I need you to understand that you are worthy of love. You are worthy of this life, and all the gifts that come with it. You are worthy of the good stuff. You deserve to feel safe, I know sometimes you feel lost in the woodwork, lost in the chaos. that’s where you spent a lot of your life. You don’t need chaos. You have never thrived in chaos, and you likely wont now. It’s scary to face the unknown. While you look forward at your future, I want you to do so with the knowledge that you deserve love. You deserve safety. You deserve authenticity. You deserve all of these things solely because you exist. You don’t need to achieve huge things in order to get love and security.

In this moment, I want you to remember that life is unpredictable. You don’t need to live in fear of unpredictability. You don’t need to live your life prepared for the worst. Sometimes, the worst happens. All you can do, and all I am asking of you, is to show up to the best of your ability today. Show up and know within you that you are worthy of love and belonging. You have things to say and things to do and people to help. Let your voice be heard. Speak up. Speak up for the people who are like you, the people who are fearful and unsure. Speak up most of all for yourself.
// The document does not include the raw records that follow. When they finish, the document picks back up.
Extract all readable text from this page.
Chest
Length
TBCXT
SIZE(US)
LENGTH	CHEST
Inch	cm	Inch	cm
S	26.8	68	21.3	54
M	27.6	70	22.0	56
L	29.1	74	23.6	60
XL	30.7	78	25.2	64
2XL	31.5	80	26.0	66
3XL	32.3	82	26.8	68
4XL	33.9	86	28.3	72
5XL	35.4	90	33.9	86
Take action. Even when the most action you can take is to breath in and breath out. I know the future is freaking you out right now. A lot is happening. Here’s the thing– the future is going to happen whether you are ready for it or not. I know, I know, that sucks. Remember that it’s also beautiful and wonderful. Remember that it’s only going to happen one day at a time. So all you need to do is take it one day at a time. Do what you can today. Ask for help when you need it. Keep dancing.